Предвосхищая дальнейшие славословия, слившиеся в неразличимые буддистские бормотания, в той книжке, изданной «Молодой гвардией» в 30-м, бурятские частушки приведены в оригинале с ненужным, по сути, переводом.
За толщей лет, лживых мемуаров, предвзятых (в обе стороны) исследований не разглядеть нравственной личности, поиски которой — занятие сколь нескончаемое, столь и бессмысленное. Будто извинительней быть зверем по соображениям целесообразности, чем по природной склонности. Или наоборот.
Усилиями писателя Солоухина распространилась история о том, как Ленин в Шушенском убивал прикладом ружья десятки зайцев, застигнутых половодьем на островке. Вроде не добавить ничего к террору и лагерям, но есть твердое ощущение, что одно — подписать бумагу, другое — маленького пушистого по голове. Современные ульяновские лениноведы, понимая эту разницу, с энтузиазмом козыряют воспоминаниями Крупской: «Поздно осенью, когда по Енисею шла шуга (мелкий лед), ездили на острова за зайцами. Зайцы уже побелеют. С острова деться некуда, бегают, как овцы, кругом. Целую лодку настреляют, бывало, наши охотники». Из ствола в упор или прикладом по башке — хорош диапазон нравственного выбора. Владимирская сказка дополняет.
Был у Ленина товарищ-друг, что ни на есть первейший — разверстки комиссар. И вот сказали Ленину, что друг-то его этот обижает мужиков да живет несправедливо, добро народное не бережет.
Призвал его Ленин и говорит:
— Друг ты мой, верно это?
Тот молчит, голову опустил.
А Ленин ему:
— Мужика теснить ты права не имеешь. Потому мужик — большая сила в государстве, от него и хлеб идет. Значит, как друга своего я наказать тебя должен примерно.
Поцеловал тут Ленин друга-то, попрощался с ним, отвернулся и велел расстрелять его.
Каков он был, написавший в анкете 1922 года на вопрос про деда — «не знаю», бывший за всю жизнь на ты только с Мартовым и Кржижановским, ни разу не навестивший Симбирск после того, как уехал отсюда в 1887-м? Бог весть, но уже сами вопросы складываются в намек на ответ. Родной город непременно говорит нечто о человеке, даже о таком недоступном, — не потому, что здесь говорят правду, а потому что здесь проговариваются. Многолетний культ накапливает избыточное количество сведений, они выплескиваются через край, против желания хранителей, подчиняясь своим центробежным законам.

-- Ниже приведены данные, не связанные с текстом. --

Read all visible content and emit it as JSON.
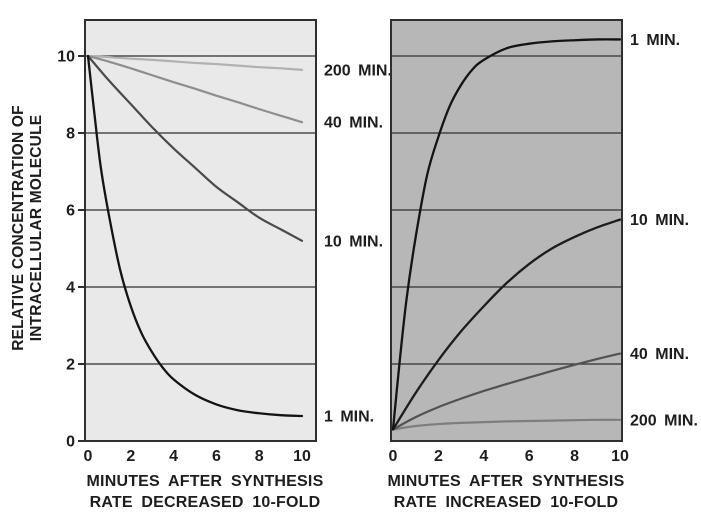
{
  "figure": {
    "ylabel": [
      "RELATIVE CONCENTRATION OF",
      "INTRACELLULAR MOLECULE"
    ],
    "text_color": "#1d1d1d",
    "frame_color": "#2f2f2f"
  },
  "chart_data": [
    {
      "type": "line",
      "panel": "synthesis-rate-decreased",
      "xlabel": [
        "MINUTES AFTER SYNTHESIS",
        "RATE DECREASED 10-FOLD"
      ],
      "ylabel": [
        "RELATIVE CONCENTRATION OF",
        "INTRACELLULAR MOLECULE"
      ],
      "xlim": [
        0,
        10
      ],
      "ylim": [
        0,
        10.9
      ],
      "xticks": [
        "0",
        "2",
        "4",
        "6",
        "8",
        "10"
      ],
      "yticks": [
        "0",
        "2",
        "4",
        "6",
        "8",
        "10"
      ],
      "grid": "horizontal",
      "legend_position": "right-gutter",
      "background": "#e9e9e9",
      "series": [
        {
          "name": "200 MIN.",
          "color": "#b1b1b1",
          "width": 2.2,
          "x": [
            0,
            1,
            2,
            3,
            4,
            5,
            6,
            7,
            8,
            9,
            10
          ],
          "y": [
            10,
            9.97,
            9.93,
            9.9,
            9.86,
            9.82,
            9.79,
            9.75,
            9.71,
            9.68,
            9.64
          ]
        },
        {
          "name": "40 MIN.",
          "color": "#8e8e8e",
          "width": 2.2,
          "x": [
            0,
            1,
            2,
            3,
            4,
            5,
            6,
            7,
            8,
            9,
            10
          ],
          "y": [
            10,
            9.85,
            9.68,
            9.5,
            9.32,
            9.15,
            8.97,
            8.8,
            8.62,
            8.45,
            8.28
          ]
        },
        {
          "name": "10 MIN.",
          "color": "#4a4a4a",
          "width": 2.2,
          "x": [
            0,
            1,
            2,
            3,
            4,
            5,
            6,
            7,
            8,
            9,
            10
          ],
          "y": [
            10,
            9.35,
            8.75,
            8.15,
            7.6,
            7.1,
            6.6,
            6.2,
            5.8,
            5.5,
            5.2
          ]
        },
        {
          "name": "1 MIN.",
          "color": "#141414",
          "width": 2.3,
          "x": [
            0,
            0.3,
            0.6,
            1,
            1.5,
            2,
            2.5,
            3,
            3.5,
            4,
            5,
            6,
            7,
            8,
            9,
            10
          ],
          "y": [
            10,
            8.5,
            7.1,
            5.8,
            4.45,
            3.5,
            2.8,
            2.3,
            1.9,
            1.6,
            1.2,
            0.95,
            0.8,
            0.72,
            0.67,
            0.65
          ]
        }
      ]
    },
    {
      "type": "line",
      "panel": "synthesis-rate-increased",
      "xlabel": [
        "MINUTES AFTER SYNTHESIS",
        "RATE INCREASED 10-FOLD"
      ],
      "xlim": [
        0,
        10
      ],
      "ylim": [
        0,
        10.9
      ],
      "xticks": [
        "0",
        "2",
        "4",
        "6",
        "8",
        "10"
      ],
      "yticks": [],
      "grid": "horizontal",
      "legend_position": "right-gutter",
      "background": "#b7b7b7",
      "series": [
        {
          "name": "200 MIN.",
          "color": "#7d7d7d",
          "width": 2.2,
          "x": [
            0,
            1,
            2,
            3,
            4,
            5,
            6,
            7,
            8,
            9,
            10
          ],
          "y": [
            0.3,
            0.39,
            0.44,
            0.47,
            0.49,
            0.51,
            0.52,
            0.53,
            0.54,
            0.55,
            0.55
          ]
        },
        {
          "name": "40 MIN.",
          "color": "#525252",
          "width": 2.2,
          "x": [
            0,
            1,
            2,
            3,
            4,
            5,
            6,
            7,
            8,
            9,
            10
          ],
          "y": [
            0.3,
            0.62,
            0.88,
            1.1,
            1.3,
            1.48,
            1.65,
            1.82,
            1.98,
            2.13,
            2.27
          ]
        },
        {
          "name": "10 MIN.",
          "color": "#1c1c1c",
          "width": 2.3,
          "x": [
            0,
            1,
            2,
            3,
            4,
            5,
            6,
            7,
            8,
            9,
            10
          ],
          "y": [
            0.3,
            1.25,
            2.1,
            2.85,
            3.5,
            4.1,
            4.6,
            5.0,
            5.3,
            5.55,
            5.75
          ]
        },
        {
          "name": "1 MIN.",
          "color": "#141414",
          "width": 2.3,
          "x": [
            0,
            0.3,
            0.6,
            1,
            1.5,
            2,
            2.5,
            3,
            3.5,
            4,
            5,
            6,
            7,
            8,
            9,
            10
          ],
          "y": [
            0.3,
            2.1,
            3.7,
            5.3,
            6.9,
            7.9,
            8.7,
            9.25,
            9.65,
            9.9,
            10.2,
            10.32,
            10.38,
            10.41,
            10.43,
            10.43
          ]
        }
      ]
    }
  ]
}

В Ульяновске по разным ленинским объектам — огромное количество фотографий. Всего известных снимков В. И. Ленина с 1874 па 1923 год — четыреста десять. Едва ли четверть публиковалась. Перестройка поразила несколькими портретами щуплого монголоида, но ульяновская иконография вождя и его родни ничуть не сенсационна — просто обильна. Срабатывает чтимая Лениным диалектика, количество переходит в качество, и как-то выразительно, вызывающе некрасивая семья Ульяновых предстает отдельным подразделением, спецназом неблагообразия, выращенным и рекрутированным на просторах от Волыни до Поволжья для зачистки российской земли. Грубо, наспех слепленные лица с тяжелыми надбровными дугами над широко и глубоко посаженными маленькими глазками — не отделаться от мысли об отметине, о печати. Нехороши собой даже породненные: будто подбирались под общий типаж, просторно-имперский, со скрещением немецкой, шведской, еврейской, русской, калмыцкой кровей. Снимок 1928 года с сидящими на лавочке Марией Ильиничной и Надеждой Константиновной в грибовидных шапочках вдруг кажется иллюстрацией к хулиганской гипотезе Сергея Курехина: «Ленин-гриб». Ульяновы выросли в этой стране. То, чем прославлен главный из них, вскормлено этой почвой. Ничто чуждое никогда не приживается и не дает плодов. Все, что есть, — свое.